MOXIE was designed to convert carbon dioxide into oxygen on Mars, and NASA plans to put it to the test within the next few months. If it works as hoped, the instrument could play a key role in getting astronauts home from Mars — and maybe even help them survive while on the Red Planet.
NASA can’t send people to Mars until it knows it can also bring them back, and that means making sure the astronauts have enough rocket propellant for the return trip.
The most straightforward option is to send the propellant — a combination of oxygen and rocket fuel — to Mars with the astronauts.
But this isn’t economically feasible — a crew of four would need about 7 tons of rocket fuel and 27 tons of oxygen to launch from Mars, and every extra pound of payload we send to Mars increases the cost of the trip by at least $2,400.
MOXIE could help.
MOXIE — which stands for Mars Oxygen In Situ Resource Utilization Experiment — may allow the astronauts to turn the carbon dioxide in space into oxygen.
Oxygen only makes up about 0.13% of Mars’ atmosphere, but carbon dioxide is plentiful, accounting for 96% of it — and NASA’s hope is that MOXIE will prove it’s possible to turn that CO2 into oxygen on Mars.
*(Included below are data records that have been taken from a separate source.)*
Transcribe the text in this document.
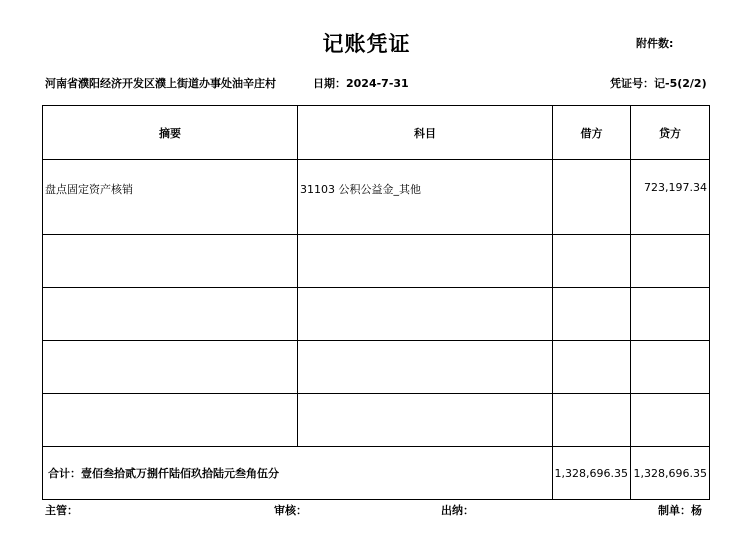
记账凭证	附件数:
河南省濮阳经济开发区濮上街道办事处油辛庄村	日期：2024-7-31	凭证号：记-5(2/2)
摘要	科目	借方	贷方
盘点固定资产核销	31103 公积公益金_其他		723,197.34

合计：壹佰叁拾贰万捌仟陆佰玖拾陆元叁角伍分		1,328,696.35	1,328,696.35
主管：	审核：	出纳：	制单：杨
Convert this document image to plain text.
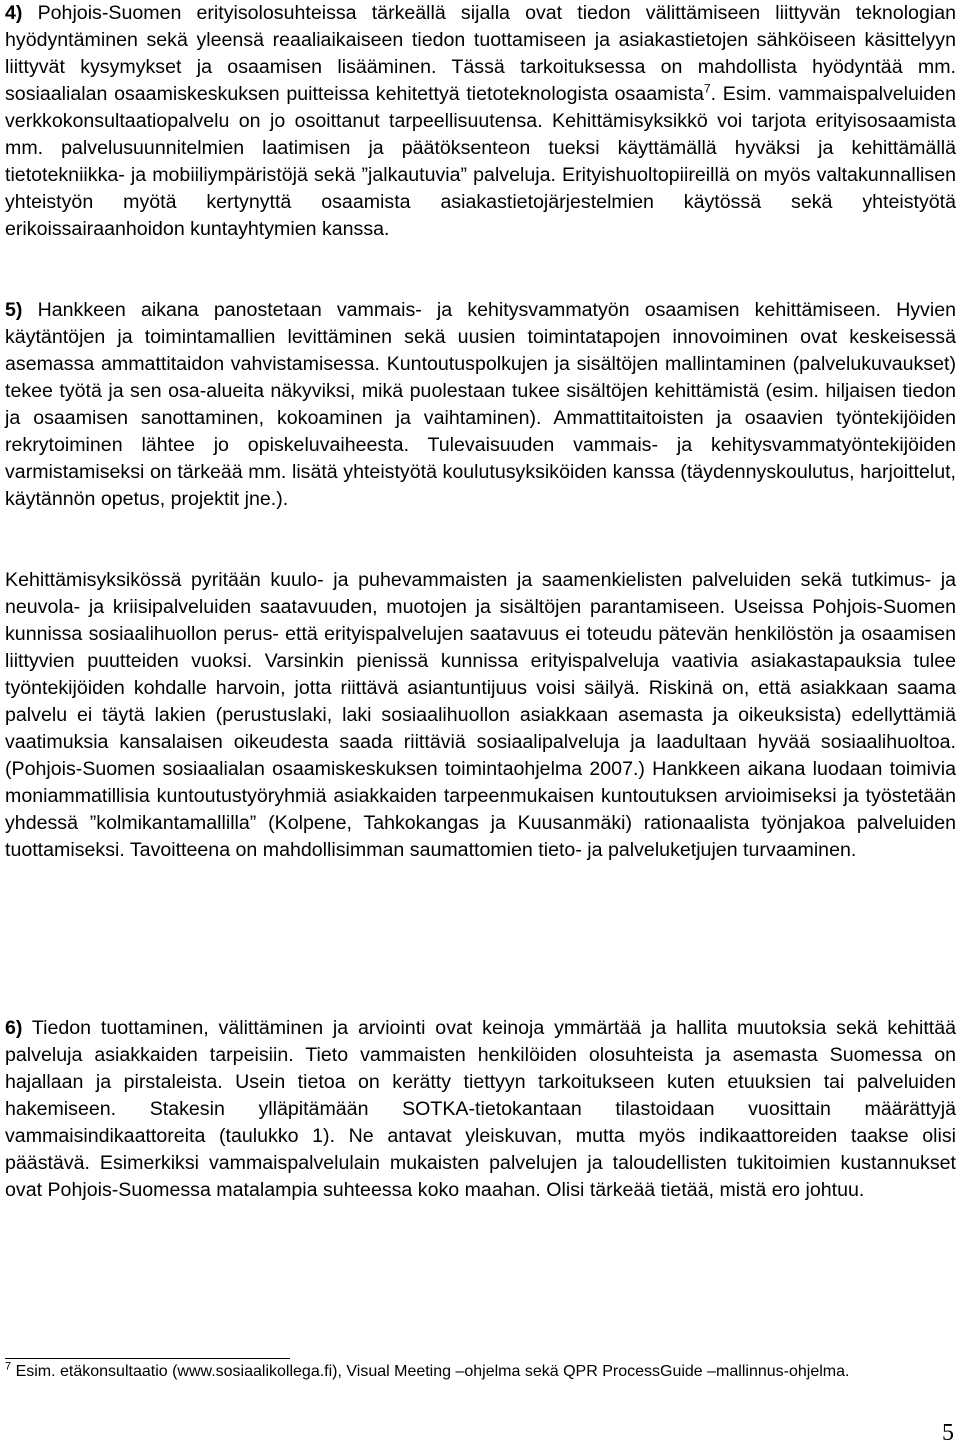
4) Pohjois-Suomen erityisolosuhteissa tärkeällä sijalla ovat tiedon välittämiseen liittyvän teknologian hyödyntäminen sekä yleensä reaaliaikaiseen tiedon tuottamiseen ja asiakastietojen sähköiseen käsittelyyn liittyvät kysymykset ja osaamisen lisääminen. Tässä tarkoituksessa on mahdollista hyödyntää mm. sosiaalialan osaamiskeskuksen puitteissa kehitettyä tietoteknologista osaamista$^7$. Esim. vammaispalveluiden verkkokonsultaatiopalvelu on jo osoittanut tarpeellisuutensa. Kehittämisyksikkö voi tarjota erityisosaamista mm. palvelusuunnitelmien laatimisen ja päätöksenteon tueksi käyttämällä hyväksi ja kehittämällä tietotekniikka- ja mobiiliympäristöjä sekä ”jalkautuvia” palveluja. Erityishuoltopiireillä on myös valtakunnallisen yhteistyön myötä kertynyttä osaamista asiakastietojärjestelmien käytössä sekä yhteistyötä erikoissairaanhoidon kuntayhtymien kanssa.

5) Hankkeen aikana panostetaan vammais- ja kehitysvammatyön osaamisen kehittämiseen. Hyvien käytäntöjen ja toimintamallien levittäminen sekä uusien toimintatapojen innovoiminen ovat keskeisessä asemassa ammattitaidon vahvistamisessa. Kuntoutuspolkujen ja sisältöjen mallintaminen (palvelukuvaukset) tekee työtä ja sen osa-alueita näkyviksi, mikä puolestaan tukee sisältöjen kehittämistä (esim. hiljaisen tiedon ja osaamisen sanottaminen, kokoaminen ja vaihtaminen). Ammattitaitoisten ja osaavien työntekijöiden rekrytoiminen lähtee jo opiskeluvaiheesta. Tulevaisuuden vammais- ja kehitysvammatyöntekijöiden varmistamiseksi on tärkeää mm. lisätä yhteistyötä koulutusyksiköiden kanssa (täydennyskoulutus, harjoittelut, käytännön opetus, projektit jne.).

Kehittämisyksikössä pyritään kuulo- ja puhevammaisten ja saamenkielisten palveluiden sekä tutkimus- ja neuvola- ja kriisipalveluiden saatavuuden, muotojen ja sisältöjen parantamiseen. Useissa Pohjois-Suomen kunnissa sosiaalihuollon perus- että erityispalvelujen saatavuus ei toteudu pätevän henkilöstön ja osaamisen liittyvien puutteiden vuoksi. Varsinkin pienissä kunnissa erityispalveluja vaativia asiakastapauksia tulee työntekijöiden kohdalle harvoin, jotta riittävä asiantuntijuus voisi säilyä. Riskinä on, että asiakkaan saama palvelu ei täytä lakien (perustuslaki, laki sosiaalihuollon asiakkaan asemasta ja oikeuksista) edellyttämiä vaatimuksia kansalaisen oikeudesta saada riittäviä sosiaalipalveluja ja laadultaan hyvää sosiaalihuoltoa. (Pohjois-Suomen sosiaalialan osaamiskeskuksen toimintaohjelma 2007.) Hankkeen aikana luodaan toimivia moniammatillisia kuntoutustyöryhmiä asiakkaiden tarpeenmukaisen kuntoutuksen arvioimiseksi ja työstetään yhdessä ”kolmikantamallilla” (Kolpene, Tahkokangas ja Kuusanmäki) rationaalista työnjakoa palveluiden tuottamiseksi. Tavoitteena on mahdollisimman saumattomien tieto- ja palveluketjujen turvaaminen.

6) Tiedon tuottaminen, välittäminen ja arviointi ovat keinoja ymmärtää ja hallita muutoksia sekä kehittää palveluja asiakkaiden tarpeisiin. Tieto vammaisten henkilöiden olosuhteista ja asemasta Suomessa on hajallaan ja pirstaleista. Usein tietoa on kerätty tiettyyn tarkoitukseen kuten etuuksien tai palveluiden hakemiseen. Stakesin ylläpitämään SOTKA-tietokantaan tilastoidaan vuosittain määrättyjä vammaisindikaattoreita (taulukko 1). Ne antavat yleiskuvan, mutta myös indikaattoreiden taakse olisi päästävä. Esimerkiksi vammaispalvelulain mukaisten palvelujen ja taloudellisten tukitoimien kustannukset ovat Pohjois-Suomessa matalampia suhteessa koko maahan. Olisi tärkeää tietää, mistä ero johtuu.

$^7$ Esim. etäkonsultaatio (www.sosiaalikollega.fi), Visual Meeting –ohjelma sekä QPR ProcessGuide –mallinnus-ohjelma.

5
To create oxygen on Mars, MOXIE will intake some of the planet’s air and heat it to nearly 1,500 degrees Fahrenheit. (The gold coating on the outside of the instrument will ensure that this heat doesn’t harm the Perseverance rover.)
If we can make oxygen on the surface, that potentially saves us a lot of money.
Eric Daniel Hinterman
It will then apply an electric current to the air to split the CO2 into oxygen and carbon monoxide. After noting how much oxygen is produced and its purity, MOXIE will release the air back into the atmosphere.
If MOXIE can produce at least 99.6% pure oxygen on Mars, future missions could put that oxygen to use. To do so, NASA will need to build a version of MOXIE that’s 200 times larger.
The larger version of MOXIE would store the oxygen. Astronauts could then combine it with fuel to make rocket propellant, but as MOXIE team member Eric Daniel Hinterman told Live Science, it could also go toward life-support systems.
“We can send that oxygen from Earth to Mars, but if we can make it on the surface that potentially saves us a lot of money,” Hinterman said.
NASA hasn’t set a date for when MOXIE will first try to create oxygen on Mars, but it plans to conduct up to a dozen tests to ensure the tech works under a variety of Martian conditions.